Another important reason to feed your children fish is that it may prevent food allergies. New research shows that eating fish in infancy (especially before nine months) can decrease the risk of asthma, eczema, have fever and food allergies.10% of children currently have asthma, 17% have hay-fever, 5% have food allergies and 17% have skin allergies.
Which types of fish are safe for children?
All seafood contains traces of mercury. For most people the risk of mercury by eating fish is not a health concern. The risks rather depend on the amount of fish eaten and the levels of mercury in the fish. The benefits definitely outweigh the potential risks.

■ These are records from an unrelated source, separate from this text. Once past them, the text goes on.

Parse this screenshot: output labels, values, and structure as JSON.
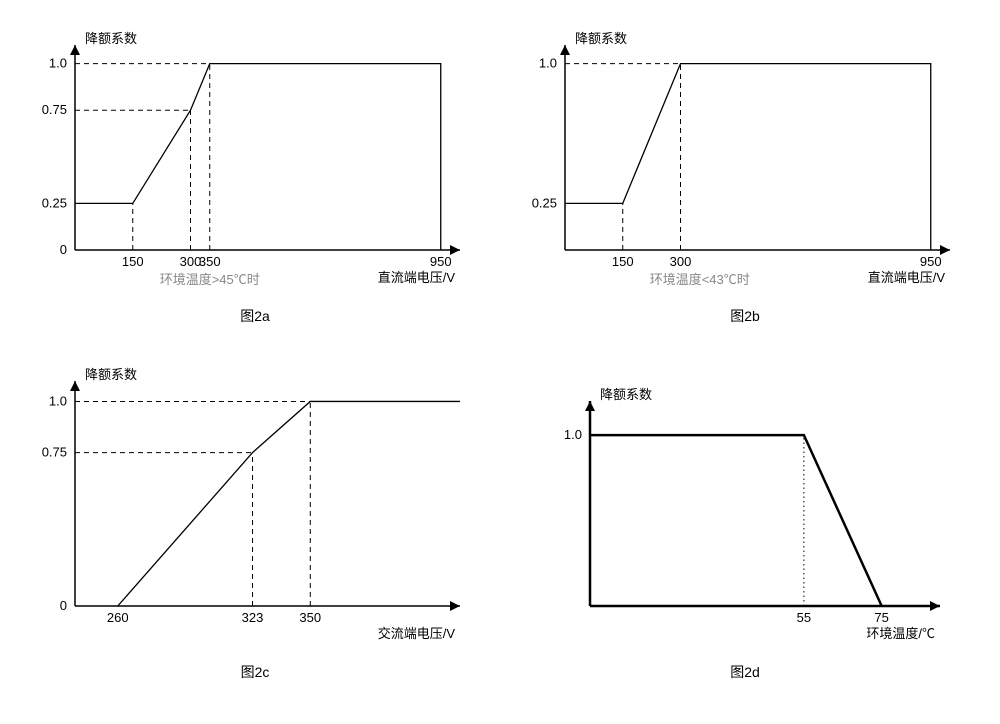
{
  "global": {
    "background": "#ffffff",
    "axis_color": "#000000",
    "curve_color": "#000000",
    "subtitle_color": "#888888",
    "font_family": "SimSun",
    "font_size_pt": 10
  },
  "fig2a": {
    "type": "line",
    "y_axis_label": "降额系数",
    "x_axis_label": "直流端电压/V",
    "y_ticks": [
      0,
      0.25,
      0.75,
      1.0
    ],
    "y_tick_labels": [
      "0",
      "0.25",
      "0.75",
      "1.0"
    ],
    "x_ticks": [
      150,
      300,
      350,
      950
    ],
    "x_tick_labels": [
      "150",
      "300",
      "350",
      "950"
    ],
    "xlim": [
      0,
      1000
    ],
    "ylim": [
      0,
      1.1
    ],
    "curve_points": [
      [
        0,
        0.25
      ],
      [
        150,
        0.25
      ],
      [
        300,
        0.75
      ],
      [
        350,
        1.0
      ],
      [
        950,
        1.0
      ],
      [
        950,
        0
      ]
    ],
    "dashed_lines": [
      {
        "from": [
          0,
          1.0
        ],
        "to": [
          350,
          1.0
        ]
      },
      {
        "from": [
          0,
          0.75
        ],
        "to": [
          300,
          0.75
        ]
      },
      {
        "from": [
          150,
          0
        ],
        "to": [
          150,
          0.25
        ]
      },
      {
        "from": [
          300,
          0
        ],
        "to": [
          300,
          0.75
        ]
      },
      {
        "from": [
          350,
          0
        ],
        "to": [
          350,
          1.0
        ]
      }
    ],
    "subtitle": "环境温度>45℃时",
    "caption": "图2a"
  },
  "fig2b": {
    "type": "line",
    "y_axis_label": "降额系数",
    "x_axis_label": "直流端电压/V",
    "y_ticks": [
      0.25,
      1.0
    ],
    "y_tick_labels": [
      "0.25",
      "1.0"
    ],
    "x_ticks": [
      150,
      300,
      950
    ],
    "x_tick_labels": [
      "150",
      "300",
      "950"
    ],
    "xlim": [
      0,
      1000
    ],
    "ylim": [
      0,
      1.1
    ],
    "curve_points": [
      [
        0,
        0.25
      ],
      [
        150,
        0.25
      ],
      [
        300,
        1.0
      ],
      [
        950,
        1.0
      ],
      [
        950,
        0
      ]
    ],
    "dashed_lines": [
      {
        "from": [
          0,
          1.0
        ],
        "to": [
          300,
          1.0
        ]
      },
      {
        "from": [
          150,
          0
        ],
        "to": [
          150,
          0.25
        ]
      },
      {
        "from": [
          300,
          0
        ],
        "to": [
          300,
          1.0
        ]
      }
    ],
    "subtitle": "环境温度<43℃时",
    "caption": "图2b"
  },
  "fig2c": {
    "type": "line",
    "y_axis_label": "降额系数",
    "x_axis_label": "交流端电压/V",
    "y_ticks": [
      0,
      0.75,
      1.0
    ],
    "y_tick_labels": [
      "0",
      "0.75",
      "1.0"
    ],
    "x_ticks": [
      260,
      323,
      350
    ],
    "x_tick_labels": [
      "260",
      "323",
      "350"
    ],
    "xlim": [
      240,
      420
    ],
    "ylim": [
      0,
      1.1
    ],
    "curve_points": [
      [
        260,
        0
      ],
      [
        323,
        0.75
      ],
      [
        350,
        1.0
      ],
      [
        420,
        1.0
      ]
    ],
    "dashed_lines": [
      {
        "from": [
          240,
          1.0
        ],
        "to": [
          350,
          1.0
        ]
      },
      {
        "from": [
          240,
          0.75
        ],
        "to": [
          323,
          0.75
        ]
      },
      {
        "from": [
          323,
          0
        ],
        "to": [
          323,
          0.75
        ]
      },
      {
        "from": [
          350,
          0
        ],
        "to": [
          350,
          1.0
        ]
      }
    ],
    "caption": "图2c"
  },
  "fig2d": {
    "type": "line",
    "y_axis_label": "降额系数",
    "x_axis_label": "环境温度/℃",
    "y_ticks": [
      1.0
    ],
    "y_tick_labels": [
      "1.0"
    ],
    "x_ticks": [
      55,
      75
    ],
    "x_tick_labels": [
      "55",
      "75"
    ],
    "xlim": [
      0,
      90
    ],
    "ylim": [
      0,
      1.2
    ],
    "curve_points": [
      [
        0,
        1.0
      ],
      [
        55,
        1.0
      ],
      [
        75,
        0
      ]
    ],
    "curve_thick": true,
    "dotted_lines": [
      {
        "from": [
          55,
          0
        ],
        "to": [
          55,
          1.0
        ]
      }
    ],
    "caption": "图2d"
  }
}
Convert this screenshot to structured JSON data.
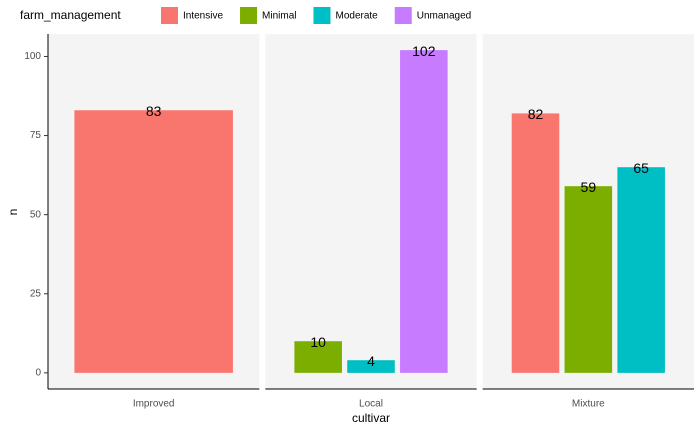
{
  "chart_data": {
    "type": "bar",
    "legend_title": "farm_management",
    "x_label": "cultivar",
    "y_label": "n",
    "categories": [
      "Improved",
      "Local",
      "Mixture"
    ],
    "series": [
      {
        "name": "Intensive",
        "color": "#f8766d",
        "values": [
          83,
          null,
          82
        ]
      },
      {
        "name": "Minimal",
        "color": "#7cae00",
        "values": [
          null,
          10,
          59
        ]
      },
      {
        "name": "Moderate",
        "color": "#00bfc4",
        "values": [
          null,
          4,
          65
        ]
      },
      {
        "name": "Unmanaged",
        "color": "#c77cff",
        "values": [
          null,
          102,
          null
        ]
      }
    ],
    "ylim": [
      -5.1,
      107.1
    ],
    "yticks": [
      0,
      25,
      50,
      75,
      100
    ],
    "grid": false,
    "legend_position": "top"
  }
}
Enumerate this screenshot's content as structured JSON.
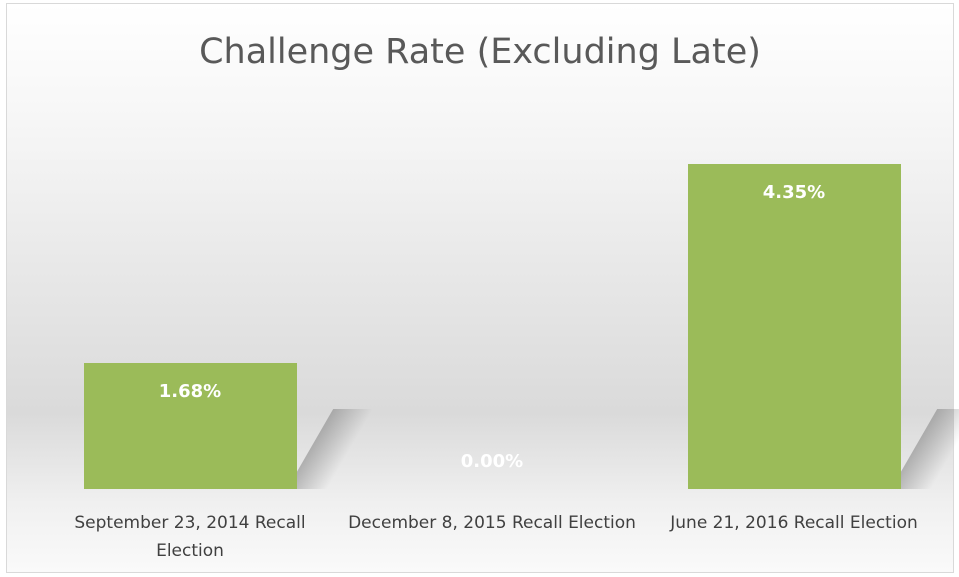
{
  "chart_data": {
    "type": "bar",
    "title": "Challenge Rate (Excluding Late)",
    "categories": [
      "September 23, 2014 Recall Election",
      "December 8, 2015 Recall Election",
      "June 21, 2016 Recall Election"
    ],
    "values": [
      1.68,
      0,
      4.35
    ],
    "value_labels": [
      "1.68%",
      "0.00%",
      "4.35%"
    ],
    "color": "#9bbb59"
  }
}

Fish that contain high levels of mercury include: shark, swordfish, king mackerel and tilefish. According to the FDA (U.S Food and Drug Administration), kids should eat fish 2-3 times per week – with portions that are smaller than for grown-ups and should consist of various fish or shellfish that are lower in mercury. Fish with the lowest amount of mercury include: shrimp, canned tuna, salmon, pollock, haddock, cod, catfish, sardines and anchovies.
How can I get my kids to eat fish?
The secret to getting kids to each fish is to introduce it early and make it a regular part of their diet. It’s a good idea to start preparing fish by simply grilling, pan frying or baking it in the oven. Try to also use fun names for fish that can ease your child’s scepticism such as looney-tooney for tuna, pinky for salmon or hakey stakey for hake. When you serve fish, serve it with style and make it aesthetically creative. Fish skewered on sticks, sautéed on a bed of pasta or baked in a boat is a lot more appealing for children.